Los Angeles Clippers vs. Indiana Pacers
April 1, 2013
7:30 p.m. PST
3-Seed Western Conference Standings Check
Denver Nuggets, 50-24
L.A. Clippers, 49-25, 1 GB
Memphis Grizzlies, 49-24, 0.5 GB
It’s April 1st. That means don’t believe anything you hear. For all you know, the Pacers and Clippers aren’t even playing tonight. Paul George might still be comfortably resting in his Indianapolis home with his roommate (who I assume is named John Ringo). But if they do play, it should be a pretty good one with the Clips fighting for the 3 seed in the West and the Pacers battling the Knicks for the 2 seed in the East. Now onto 3-on-3:
1. The last time these two teams met, the Pacers didn’t have Roy Hibbert. What kind of a difference does Hibbert make?
Jared Wade, 8points9seconds, (@Jared_Wade): Back then, Roy Hibbert wouldn’t have made any real difference on the offensive end. But over the past three weeks, he has rediscovered his ability to score from the block by using his hulking frame to establish post position and make fluid, on-balance post moves. That’s the key for him: balance and staying in control. With DeAndre Jordan likely to be comfortable staying on his back as he fights for space and trying to contest more than prevent shots, Hibbert could have a big night.
Jovan Buha, (@jovanbuha): A massive difference, literally. Hibbert is the Pacers’ defensive anchor and rim protector – it’s difficult to score when a 7-foot-2 mammoth is guarding the paint (and rarely leaving it). The Pacers are 7.2 points per 100 possessions better offensively with him on the floor, and 3.0 points per 100 possessions better defensively (+10.2 net rating), so he makes a notable difference.
Seerat Sohi, (@DamianTrillard): While Ian Mahinmi did an admirable job on defense the last time these teams met, he’s not the anchor that Roy Hibbert is. Not to mention, the combination of Hibbert and David West should keep Blake Griffin and DeAndre Jordan busy all night long.
2. How might the Pacers’ height affect the way the Clippers play?
Wade: The Lob City opportunities won’t be plentiful. Roy Hibbert stays guarding the rim and shouldn’t veer far from the restricted area if DeAndre Jordan’s jump shot is the only threat to draw him away. Between that and the perimeter guys contesting all three-point looks, it should force the Clippers to become more midrange-jumper oriented.
Buha: Indiana is second in blocks per 100 possessions and first in opponent field goal percentage within 10 feet of the basket – basically, it’s not going to allow a lot of lobs and highlight-reel plays.
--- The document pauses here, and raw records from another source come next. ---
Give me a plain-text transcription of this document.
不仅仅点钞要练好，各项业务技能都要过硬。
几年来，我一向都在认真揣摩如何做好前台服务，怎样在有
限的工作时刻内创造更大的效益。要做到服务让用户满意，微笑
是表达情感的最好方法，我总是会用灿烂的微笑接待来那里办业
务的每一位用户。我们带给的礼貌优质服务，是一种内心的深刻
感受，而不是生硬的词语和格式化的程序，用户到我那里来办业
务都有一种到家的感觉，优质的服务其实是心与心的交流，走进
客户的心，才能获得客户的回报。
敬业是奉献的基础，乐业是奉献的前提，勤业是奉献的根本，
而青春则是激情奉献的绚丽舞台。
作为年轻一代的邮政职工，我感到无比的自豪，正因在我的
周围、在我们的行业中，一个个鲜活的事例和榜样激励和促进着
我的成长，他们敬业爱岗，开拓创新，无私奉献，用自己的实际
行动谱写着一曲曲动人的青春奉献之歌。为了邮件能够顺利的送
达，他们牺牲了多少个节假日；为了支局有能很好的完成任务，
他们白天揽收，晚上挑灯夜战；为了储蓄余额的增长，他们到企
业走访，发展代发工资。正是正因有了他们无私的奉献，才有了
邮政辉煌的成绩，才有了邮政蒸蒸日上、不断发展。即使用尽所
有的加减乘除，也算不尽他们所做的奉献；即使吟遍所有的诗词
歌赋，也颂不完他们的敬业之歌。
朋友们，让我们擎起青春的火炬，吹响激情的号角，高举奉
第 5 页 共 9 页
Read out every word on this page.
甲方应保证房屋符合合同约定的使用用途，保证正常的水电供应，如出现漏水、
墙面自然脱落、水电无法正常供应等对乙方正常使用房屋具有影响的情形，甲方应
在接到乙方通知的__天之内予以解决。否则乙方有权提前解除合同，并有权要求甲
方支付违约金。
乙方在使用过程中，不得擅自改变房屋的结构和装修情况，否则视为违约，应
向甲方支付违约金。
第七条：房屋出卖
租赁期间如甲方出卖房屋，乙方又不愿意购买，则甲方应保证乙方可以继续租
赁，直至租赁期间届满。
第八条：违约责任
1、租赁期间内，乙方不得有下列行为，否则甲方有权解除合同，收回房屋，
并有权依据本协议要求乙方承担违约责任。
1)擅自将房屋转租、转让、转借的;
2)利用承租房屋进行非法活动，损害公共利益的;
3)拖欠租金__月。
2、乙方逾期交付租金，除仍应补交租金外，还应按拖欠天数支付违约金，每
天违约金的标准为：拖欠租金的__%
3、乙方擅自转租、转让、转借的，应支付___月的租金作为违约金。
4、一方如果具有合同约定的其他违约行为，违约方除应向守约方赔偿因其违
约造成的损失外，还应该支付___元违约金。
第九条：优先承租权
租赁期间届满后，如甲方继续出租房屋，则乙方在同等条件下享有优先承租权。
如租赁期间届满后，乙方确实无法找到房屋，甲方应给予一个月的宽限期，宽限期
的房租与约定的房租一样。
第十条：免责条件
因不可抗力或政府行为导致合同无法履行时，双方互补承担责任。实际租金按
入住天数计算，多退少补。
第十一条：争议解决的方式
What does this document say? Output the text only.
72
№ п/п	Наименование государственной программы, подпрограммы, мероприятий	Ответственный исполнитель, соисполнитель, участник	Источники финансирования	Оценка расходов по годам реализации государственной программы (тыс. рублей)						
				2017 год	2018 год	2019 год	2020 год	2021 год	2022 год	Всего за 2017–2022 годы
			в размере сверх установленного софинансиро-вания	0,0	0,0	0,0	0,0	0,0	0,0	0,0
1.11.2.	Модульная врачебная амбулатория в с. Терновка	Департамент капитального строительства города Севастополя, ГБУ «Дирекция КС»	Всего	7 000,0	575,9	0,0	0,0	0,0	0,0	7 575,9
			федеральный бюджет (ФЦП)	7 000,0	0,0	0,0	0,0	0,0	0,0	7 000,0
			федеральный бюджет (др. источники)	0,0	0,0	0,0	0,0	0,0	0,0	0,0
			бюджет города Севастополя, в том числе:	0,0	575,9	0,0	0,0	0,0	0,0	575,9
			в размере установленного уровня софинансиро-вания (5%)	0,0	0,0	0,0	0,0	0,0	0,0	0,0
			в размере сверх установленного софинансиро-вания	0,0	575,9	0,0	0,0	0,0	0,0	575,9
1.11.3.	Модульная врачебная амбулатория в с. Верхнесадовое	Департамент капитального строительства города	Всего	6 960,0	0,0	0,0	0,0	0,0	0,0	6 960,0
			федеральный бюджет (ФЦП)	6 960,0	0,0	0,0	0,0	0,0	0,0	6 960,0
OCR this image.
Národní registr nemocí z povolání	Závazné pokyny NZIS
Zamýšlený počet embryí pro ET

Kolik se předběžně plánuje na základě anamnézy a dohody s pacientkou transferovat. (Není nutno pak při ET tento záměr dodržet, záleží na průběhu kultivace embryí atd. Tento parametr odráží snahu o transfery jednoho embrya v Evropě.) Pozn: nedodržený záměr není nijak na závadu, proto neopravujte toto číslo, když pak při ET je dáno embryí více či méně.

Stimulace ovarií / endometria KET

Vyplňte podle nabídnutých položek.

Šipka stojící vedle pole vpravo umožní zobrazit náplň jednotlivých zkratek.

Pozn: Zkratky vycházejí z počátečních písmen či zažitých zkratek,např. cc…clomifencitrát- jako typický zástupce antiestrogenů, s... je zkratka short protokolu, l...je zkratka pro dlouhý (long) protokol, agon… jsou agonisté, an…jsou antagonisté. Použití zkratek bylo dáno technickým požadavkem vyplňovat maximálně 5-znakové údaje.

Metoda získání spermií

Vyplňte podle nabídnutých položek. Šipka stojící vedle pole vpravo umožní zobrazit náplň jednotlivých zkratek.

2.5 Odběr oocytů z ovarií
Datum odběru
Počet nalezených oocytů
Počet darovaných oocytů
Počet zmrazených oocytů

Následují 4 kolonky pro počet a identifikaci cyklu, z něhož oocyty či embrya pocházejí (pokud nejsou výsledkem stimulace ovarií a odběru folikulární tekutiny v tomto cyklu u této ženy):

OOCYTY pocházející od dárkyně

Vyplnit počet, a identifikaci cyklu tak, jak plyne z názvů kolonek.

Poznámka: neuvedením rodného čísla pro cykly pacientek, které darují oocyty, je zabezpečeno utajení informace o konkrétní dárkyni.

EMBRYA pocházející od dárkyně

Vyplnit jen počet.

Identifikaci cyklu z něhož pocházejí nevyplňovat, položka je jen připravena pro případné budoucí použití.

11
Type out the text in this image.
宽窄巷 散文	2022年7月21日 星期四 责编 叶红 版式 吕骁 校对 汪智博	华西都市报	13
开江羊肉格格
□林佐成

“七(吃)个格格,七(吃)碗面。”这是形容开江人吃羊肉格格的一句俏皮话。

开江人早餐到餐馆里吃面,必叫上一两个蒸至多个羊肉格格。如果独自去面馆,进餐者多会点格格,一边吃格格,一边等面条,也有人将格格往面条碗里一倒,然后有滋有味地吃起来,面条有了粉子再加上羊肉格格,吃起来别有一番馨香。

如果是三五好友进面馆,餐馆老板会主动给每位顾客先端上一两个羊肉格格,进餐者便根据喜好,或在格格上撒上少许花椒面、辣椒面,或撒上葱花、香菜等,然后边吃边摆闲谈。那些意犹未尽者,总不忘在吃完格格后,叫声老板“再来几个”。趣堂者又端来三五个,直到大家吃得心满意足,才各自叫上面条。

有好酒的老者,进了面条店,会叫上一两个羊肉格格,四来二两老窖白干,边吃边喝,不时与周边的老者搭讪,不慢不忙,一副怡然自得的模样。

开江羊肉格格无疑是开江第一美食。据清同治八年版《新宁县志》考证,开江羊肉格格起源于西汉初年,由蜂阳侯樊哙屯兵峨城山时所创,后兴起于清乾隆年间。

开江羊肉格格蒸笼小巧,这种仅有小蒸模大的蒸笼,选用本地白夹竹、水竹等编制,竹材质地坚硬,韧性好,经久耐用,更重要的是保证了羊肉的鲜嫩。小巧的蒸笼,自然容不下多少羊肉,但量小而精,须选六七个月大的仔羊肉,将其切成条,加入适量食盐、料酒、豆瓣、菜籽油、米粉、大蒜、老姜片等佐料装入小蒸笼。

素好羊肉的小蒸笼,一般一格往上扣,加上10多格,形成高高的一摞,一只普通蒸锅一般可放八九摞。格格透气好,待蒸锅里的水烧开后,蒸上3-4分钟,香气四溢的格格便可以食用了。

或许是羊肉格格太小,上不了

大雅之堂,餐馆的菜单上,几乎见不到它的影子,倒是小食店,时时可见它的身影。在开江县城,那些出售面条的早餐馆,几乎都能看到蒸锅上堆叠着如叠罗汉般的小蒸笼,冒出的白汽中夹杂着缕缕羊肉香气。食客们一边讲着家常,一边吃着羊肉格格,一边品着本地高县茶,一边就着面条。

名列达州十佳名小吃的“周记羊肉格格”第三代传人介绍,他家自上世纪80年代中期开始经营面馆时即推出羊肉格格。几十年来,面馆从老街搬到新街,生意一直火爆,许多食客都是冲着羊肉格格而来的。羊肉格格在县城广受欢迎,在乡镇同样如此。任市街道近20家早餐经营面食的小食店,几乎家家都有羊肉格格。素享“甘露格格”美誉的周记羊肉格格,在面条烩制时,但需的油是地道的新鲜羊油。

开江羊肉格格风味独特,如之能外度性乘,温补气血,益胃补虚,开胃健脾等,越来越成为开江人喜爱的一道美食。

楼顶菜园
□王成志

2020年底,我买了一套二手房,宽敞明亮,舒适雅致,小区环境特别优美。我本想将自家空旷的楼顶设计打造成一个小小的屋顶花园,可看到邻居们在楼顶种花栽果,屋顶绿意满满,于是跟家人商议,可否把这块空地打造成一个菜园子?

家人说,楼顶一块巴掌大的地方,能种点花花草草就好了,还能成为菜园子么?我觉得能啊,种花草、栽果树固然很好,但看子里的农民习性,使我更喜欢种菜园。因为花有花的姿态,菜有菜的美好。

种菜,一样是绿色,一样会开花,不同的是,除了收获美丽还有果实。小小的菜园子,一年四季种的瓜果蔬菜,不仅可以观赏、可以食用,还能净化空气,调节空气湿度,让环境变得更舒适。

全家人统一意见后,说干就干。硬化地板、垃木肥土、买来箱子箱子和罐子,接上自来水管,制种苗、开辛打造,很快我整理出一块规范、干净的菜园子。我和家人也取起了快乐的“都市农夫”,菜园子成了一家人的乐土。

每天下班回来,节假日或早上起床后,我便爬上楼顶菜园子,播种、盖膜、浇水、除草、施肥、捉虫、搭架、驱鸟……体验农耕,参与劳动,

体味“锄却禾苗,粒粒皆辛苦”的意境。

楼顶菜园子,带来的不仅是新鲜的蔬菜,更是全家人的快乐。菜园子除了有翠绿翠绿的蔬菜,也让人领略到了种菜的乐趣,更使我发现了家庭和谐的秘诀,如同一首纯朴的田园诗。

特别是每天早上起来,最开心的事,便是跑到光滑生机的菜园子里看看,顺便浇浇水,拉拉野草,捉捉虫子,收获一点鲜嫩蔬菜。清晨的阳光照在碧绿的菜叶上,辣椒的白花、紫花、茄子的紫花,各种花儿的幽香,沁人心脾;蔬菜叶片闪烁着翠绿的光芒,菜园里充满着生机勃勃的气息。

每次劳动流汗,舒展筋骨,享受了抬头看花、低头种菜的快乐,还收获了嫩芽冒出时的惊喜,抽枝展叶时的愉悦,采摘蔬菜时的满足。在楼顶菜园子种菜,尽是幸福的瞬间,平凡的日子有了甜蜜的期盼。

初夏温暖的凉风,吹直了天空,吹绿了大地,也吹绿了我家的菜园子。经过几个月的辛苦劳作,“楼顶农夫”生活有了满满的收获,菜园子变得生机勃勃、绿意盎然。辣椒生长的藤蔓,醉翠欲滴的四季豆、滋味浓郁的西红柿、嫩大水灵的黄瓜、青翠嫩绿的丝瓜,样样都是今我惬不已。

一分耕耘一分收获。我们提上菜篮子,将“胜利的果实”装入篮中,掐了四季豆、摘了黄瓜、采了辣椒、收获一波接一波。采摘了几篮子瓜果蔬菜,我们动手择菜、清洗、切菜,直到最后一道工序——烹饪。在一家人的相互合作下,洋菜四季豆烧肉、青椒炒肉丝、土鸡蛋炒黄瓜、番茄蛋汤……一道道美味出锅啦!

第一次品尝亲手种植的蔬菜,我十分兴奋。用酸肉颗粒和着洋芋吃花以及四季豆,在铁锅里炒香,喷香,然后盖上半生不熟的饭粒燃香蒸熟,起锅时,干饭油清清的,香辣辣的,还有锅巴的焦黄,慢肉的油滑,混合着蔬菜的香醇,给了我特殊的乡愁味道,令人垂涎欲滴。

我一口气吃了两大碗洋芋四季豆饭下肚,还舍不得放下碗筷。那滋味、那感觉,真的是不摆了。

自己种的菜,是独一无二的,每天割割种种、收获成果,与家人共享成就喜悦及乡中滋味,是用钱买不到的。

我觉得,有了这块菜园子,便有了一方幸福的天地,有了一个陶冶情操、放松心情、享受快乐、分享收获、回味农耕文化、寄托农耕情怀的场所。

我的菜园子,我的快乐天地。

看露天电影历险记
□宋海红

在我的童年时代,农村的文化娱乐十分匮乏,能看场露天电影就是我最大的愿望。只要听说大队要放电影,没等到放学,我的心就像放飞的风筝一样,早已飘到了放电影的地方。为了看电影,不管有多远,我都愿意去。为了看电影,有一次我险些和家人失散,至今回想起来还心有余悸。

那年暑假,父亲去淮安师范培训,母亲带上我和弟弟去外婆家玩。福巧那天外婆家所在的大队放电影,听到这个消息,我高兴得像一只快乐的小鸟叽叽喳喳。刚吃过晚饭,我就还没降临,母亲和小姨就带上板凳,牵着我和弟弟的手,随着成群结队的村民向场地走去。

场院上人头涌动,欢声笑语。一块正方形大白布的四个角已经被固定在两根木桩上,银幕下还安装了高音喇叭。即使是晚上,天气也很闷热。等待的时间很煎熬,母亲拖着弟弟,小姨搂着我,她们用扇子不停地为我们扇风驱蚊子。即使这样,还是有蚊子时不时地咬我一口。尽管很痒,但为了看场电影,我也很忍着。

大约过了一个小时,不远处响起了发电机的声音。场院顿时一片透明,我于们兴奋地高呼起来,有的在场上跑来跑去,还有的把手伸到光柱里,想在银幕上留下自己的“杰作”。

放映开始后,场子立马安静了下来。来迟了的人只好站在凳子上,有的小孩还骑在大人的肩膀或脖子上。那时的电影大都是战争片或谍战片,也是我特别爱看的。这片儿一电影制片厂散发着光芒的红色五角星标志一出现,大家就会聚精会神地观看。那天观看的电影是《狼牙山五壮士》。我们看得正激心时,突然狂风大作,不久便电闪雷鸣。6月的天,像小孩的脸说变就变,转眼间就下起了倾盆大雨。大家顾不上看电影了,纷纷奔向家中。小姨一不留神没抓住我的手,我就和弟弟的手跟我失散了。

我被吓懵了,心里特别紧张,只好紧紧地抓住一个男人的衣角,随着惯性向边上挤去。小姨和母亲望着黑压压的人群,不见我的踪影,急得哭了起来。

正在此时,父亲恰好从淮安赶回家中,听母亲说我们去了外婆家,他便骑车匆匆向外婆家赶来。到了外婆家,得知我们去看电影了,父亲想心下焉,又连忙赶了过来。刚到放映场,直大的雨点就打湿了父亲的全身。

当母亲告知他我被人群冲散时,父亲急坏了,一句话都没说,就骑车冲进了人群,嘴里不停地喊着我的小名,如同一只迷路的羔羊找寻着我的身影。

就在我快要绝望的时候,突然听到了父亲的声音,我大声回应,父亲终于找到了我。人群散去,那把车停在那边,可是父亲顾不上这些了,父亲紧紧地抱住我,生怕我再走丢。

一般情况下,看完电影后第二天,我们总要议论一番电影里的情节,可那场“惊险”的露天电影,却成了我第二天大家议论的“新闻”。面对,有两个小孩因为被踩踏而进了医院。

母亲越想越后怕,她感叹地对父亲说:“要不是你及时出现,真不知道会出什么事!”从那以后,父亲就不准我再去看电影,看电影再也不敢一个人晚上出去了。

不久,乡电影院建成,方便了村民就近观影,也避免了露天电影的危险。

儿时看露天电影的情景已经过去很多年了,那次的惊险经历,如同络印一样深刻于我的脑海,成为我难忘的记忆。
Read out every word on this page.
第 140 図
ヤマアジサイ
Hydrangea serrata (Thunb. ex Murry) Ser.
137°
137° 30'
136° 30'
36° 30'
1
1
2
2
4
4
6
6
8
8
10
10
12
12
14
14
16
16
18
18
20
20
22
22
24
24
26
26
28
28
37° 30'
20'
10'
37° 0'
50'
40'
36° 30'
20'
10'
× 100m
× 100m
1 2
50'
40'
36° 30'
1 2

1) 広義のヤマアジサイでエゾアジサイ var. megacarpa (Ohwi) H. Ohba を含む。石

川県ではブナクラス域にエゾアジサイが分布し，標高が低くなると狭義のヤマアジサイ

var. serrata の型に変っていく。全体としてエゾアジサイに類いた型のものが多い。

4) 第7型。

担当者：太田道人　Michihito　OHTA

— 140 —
The Pacers also have the type of long and physical defenders that can distribute the flow of L.A.’s offense, so the Clippers are going to have to grind this one out and pull out some tricks.
Sohi: Hibbert, standing at 7-foot-3, should do a good job of keeping the Clippers on the perimeter for the majority of the night. However, he tends to play the pick and roll flat. It’ll be interesting to see how the Pacers will adjust to Chris Paul’s pick and roll throughout the game.
3. Better play: Blake Griffin pick-and-roll or David West pick-and-pop?
Wade: Good question. Love both, but I’m a sucker for unreal dunks just like everyone else not named Mozgov, so Blake it is. Although, I think if I needed two points with 15 seconds left and Chris Paul couldn’t be involved, I would be more confident with West as the screener in the pick and roll. There are just more options and, worst case, he can get off a contested jumper that he can still make.
Buha: Blake Griffin pick-and-roll. I’d take Griffin’s shooting at the rim (73.1 percent) over West’s shooting on mid-range jumpers (48.9 percent from 15-19 feet). That says more about Griffin’s finishing ability than West’s jump-shooting (he’s among the best, of course). Also, dunks are awesome.
Sohi: It all depends on the movement before the play. If both plays are executed to perfection, Griffin rolling is easily the more efficient play, especially when you consider that the second option after a Griffin jam is generally a wide open corner three.